Çalışmamızda bazı kısıtlayıcı faktörler mevcuttur. Çalışmamızın retrospektif olarak yapılması, hasta sayısının azlığı, tüm RP prosedürlerinin tek merkezde yapılmış olması ve hastaların preoperatif biyopsi sonuçlarının değerlendirilmemiş olması başta gelen kısıtlayıcı yönlerini oluşturmaktadır. Prostat kanserinde BKN’yi öngörebilen faktörlerle ilgili literatürde çok sayıda çalışma olsa da gelişen cerrahi prosedürlerin kıyaslandığı çok sayıda hastanın değerlendirildiği, prospektif ve randomize çalışmalara ihtiyaç vardır.
Çalışmamızın sonuçlarına göre preoperatif PSA değeri ile postoperatif Gleason skoru BKN ile ilişkili faktörler olarak bulunmuştur.
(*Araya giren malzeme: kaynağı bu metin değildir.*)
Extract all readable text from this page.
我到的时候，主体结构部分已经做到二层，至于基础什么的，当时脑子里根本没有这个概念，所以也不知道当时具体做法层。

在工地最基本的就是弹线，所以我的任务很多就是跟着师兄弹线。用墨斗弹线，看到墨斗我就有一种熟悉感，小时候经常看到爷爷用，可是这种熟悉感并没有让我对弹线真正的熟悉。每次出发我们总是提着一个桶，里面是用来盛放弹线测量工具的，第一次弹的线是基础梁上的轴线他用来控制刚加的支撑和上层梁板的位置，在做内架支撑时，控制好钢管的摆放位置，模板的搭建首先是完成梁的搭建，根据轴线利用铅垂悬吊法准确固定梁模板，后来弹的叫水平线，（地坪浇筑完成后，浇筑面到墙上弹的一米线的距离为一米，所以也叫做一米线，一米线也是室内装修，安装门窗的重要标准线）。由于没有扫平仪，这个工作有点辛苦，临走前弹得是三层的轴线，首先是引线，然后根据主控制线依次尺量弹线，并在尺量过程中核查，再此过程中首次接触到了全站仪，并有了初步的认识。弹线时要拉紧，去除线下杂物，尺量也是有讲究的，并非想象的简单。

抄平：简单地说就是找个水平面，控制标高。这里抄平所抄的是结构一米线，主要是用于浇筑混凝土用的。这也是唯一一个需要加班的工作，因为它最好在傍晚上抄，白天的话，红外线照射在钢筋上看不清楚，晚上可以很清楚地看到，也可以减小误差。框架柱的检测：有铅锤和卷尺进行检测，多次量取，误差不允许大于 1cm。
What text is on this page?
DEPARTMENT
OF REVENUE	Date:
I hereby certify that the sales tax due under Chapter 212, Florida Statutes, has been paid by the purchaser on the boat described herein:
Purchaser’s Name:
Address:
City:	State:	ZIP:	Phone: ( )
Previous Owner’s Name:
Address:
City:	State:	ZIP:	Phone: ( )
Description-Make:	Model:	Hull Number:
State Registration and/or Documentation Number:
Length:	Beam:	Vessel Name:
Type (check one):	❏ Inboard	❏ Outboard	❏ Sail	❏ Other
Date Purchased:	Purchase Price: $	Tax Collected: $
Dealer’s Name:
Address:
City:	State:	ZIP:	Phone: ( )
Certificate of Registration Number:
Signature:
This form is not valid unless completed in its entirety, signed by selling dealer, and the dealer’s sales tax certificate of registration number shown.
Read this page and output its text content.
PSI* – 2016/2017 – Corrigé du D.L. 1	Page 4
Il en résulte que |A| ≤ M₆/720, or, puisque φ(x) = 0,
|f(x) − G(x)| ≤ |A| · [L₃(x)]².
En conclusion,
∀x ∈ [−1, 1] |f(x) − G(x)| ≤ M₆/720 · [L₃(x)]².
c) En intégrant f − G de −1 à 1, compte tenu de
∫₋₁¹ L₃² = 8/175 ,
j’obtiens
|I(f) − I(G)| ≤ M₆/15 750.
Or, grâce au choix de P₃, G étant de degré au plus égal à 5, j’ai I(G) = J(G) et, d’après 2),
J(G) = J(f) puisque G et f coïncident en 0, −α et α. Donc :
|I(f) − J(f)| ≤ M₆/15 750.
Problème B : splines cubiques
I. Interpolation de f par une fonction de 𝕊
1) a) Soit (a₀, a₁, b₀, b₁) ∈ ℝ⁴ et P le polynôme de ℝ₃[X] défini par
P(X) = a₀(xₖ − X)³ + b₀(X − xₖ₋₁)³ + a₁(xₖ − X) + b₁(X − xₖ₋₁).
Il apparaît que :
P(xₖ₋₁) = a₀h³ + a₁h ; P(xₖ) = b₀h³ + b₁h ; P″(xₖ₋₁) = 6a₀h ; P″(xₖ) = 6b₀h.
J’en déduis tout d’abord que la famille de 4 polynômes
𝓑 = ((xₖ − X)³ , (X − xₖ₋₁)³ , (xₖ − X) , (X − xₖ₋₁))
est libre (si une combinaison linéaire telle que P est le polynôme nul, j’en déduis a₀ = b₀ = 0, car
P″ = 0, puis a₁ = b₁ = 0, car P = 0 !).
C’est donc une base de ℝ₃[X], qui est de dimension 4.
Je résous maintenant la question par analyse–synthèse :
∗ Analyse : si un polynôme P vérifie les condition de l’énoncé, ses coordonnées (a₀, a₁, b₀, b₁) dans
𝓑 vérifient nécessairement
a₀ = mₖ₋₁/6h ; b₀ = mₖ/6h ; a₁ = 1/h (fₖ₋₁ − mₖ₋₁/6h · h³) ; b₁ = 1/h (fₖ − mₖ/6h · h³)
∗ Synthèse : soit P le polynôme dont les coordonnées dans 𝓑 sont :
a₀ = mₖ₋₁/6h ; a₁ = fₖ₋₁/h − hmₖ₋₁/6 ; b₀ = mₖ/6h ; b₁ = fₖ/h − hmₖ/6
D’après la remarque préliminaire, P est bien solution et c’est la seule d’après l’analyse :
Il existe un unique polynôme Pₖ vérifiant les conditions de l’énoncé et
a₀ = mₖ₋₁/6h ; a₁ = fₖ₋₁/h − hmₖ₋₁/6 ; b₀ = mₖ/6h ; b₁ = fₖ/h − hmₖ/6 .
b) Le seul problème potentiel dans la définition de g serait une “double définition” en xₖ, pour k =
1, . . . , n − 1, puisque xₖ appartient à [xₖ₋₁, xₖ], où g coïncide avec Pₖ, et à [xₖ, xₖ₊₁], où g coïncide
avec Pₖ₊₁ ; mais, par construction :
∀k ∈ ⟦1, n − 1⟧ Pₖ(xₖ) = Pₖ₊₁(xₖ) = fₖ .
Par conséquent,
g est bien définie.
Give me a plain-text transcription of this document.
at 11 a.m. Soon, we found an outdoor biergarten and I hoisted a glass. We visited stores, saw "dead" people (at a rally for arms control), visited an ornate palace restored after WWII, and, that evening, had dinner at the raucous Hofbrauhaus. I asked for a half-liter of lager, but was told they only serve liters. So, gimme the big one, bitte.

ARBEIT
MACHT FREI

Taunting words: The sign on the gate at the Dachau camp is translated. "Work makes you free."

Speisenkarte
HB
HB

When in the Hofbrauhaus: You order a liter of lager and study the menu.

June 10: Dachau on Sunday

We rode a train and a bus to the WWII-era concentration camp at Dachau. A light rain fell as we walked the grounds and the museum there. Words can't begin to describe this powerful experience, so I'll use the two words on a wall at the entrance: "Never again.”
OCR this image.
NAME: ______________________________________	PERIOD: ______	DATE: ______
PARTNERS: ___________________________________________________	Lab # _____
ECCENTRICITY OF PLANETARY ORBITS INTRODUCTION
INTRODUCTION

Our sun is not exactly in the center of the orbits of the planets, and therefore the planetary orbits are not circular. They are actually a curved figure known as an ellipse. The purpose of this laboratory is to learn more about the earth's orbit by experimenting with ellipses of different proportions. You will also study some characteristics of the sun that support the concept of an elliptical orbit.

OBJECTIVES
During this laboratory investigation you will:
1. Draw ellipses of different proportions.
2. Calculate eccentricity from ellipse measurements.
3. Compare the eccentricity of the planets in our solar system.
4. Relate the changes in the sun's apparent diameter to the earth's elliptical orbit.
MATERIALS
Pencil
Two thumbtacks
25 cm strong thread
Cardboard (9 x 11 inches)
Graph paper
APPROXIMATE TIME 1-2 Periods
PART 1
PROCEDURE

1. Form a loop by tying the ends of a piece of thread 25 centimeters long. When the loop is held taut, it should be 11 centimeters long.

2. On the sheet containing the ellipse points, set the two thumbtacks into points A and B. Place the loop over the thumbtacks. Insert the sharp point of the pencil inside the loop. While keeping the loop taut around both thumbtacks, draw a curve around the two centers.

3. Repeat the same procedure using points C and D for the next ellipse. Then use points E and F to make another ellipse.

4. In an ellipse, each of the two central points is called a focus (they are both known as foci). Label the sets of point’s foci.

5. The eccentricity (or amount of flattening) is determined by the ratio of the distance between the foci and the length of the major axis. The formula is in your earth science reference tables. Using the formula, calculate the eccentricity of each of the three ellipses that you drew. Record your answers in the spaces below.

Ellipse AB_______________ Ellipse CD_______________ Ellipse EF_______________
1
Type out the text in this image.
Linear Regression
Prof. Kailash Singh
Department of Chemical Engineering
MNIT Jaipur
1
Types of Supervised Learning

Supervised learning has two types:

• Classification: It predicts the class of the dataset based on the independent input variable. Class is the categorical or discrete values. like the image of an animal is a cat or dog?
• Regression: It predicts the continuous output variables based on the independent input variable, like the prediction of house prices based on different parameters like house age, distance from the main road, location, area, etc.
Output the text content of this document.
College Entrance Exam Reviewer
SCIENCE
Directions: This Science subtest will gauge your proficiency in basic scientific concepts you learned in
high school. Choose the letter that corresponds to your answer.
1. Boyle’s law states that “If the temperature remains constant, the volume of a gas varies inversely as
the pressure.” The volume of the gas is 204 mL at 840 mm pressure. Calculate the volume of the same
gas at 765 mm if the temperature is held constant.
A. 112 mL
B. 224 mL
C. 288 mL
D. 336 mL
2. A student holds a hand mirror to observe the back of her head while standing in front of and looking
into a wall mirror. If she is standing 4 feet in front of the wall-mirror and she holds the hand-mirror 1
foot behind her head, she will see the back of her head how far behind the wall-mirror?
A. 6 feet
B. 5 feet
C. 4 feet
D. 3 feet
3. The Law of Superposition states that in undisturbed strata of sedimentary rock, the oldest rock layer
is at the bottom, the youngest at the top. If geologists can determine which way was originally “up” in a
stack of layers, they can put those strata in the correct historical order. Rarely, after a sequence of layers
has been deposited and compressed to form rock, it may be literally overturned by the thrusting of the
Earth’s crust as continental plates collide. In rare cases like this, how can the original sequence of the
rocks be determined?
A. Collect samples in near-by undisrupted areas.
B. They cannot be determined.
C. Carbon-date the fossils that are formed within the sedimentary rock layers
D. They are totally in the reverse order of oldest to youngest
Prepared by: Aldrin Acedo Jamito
BKN gelişiminin, hastaların definitif tedavi sonrası adjuvan tedavi almaları gereken bir durum olduğu akılda tutulmalıdır. Risk altındaki hastalar BKN açısından yakın takip edilmelidir. Hastaların takibi D’Amico risk gruplarına göre kılavuzlar dikkate alınarak yapılmalı ancak gerekli durumlarda takibin kişiselleştirilmesi gerektiği göz ardı edilmemelidir.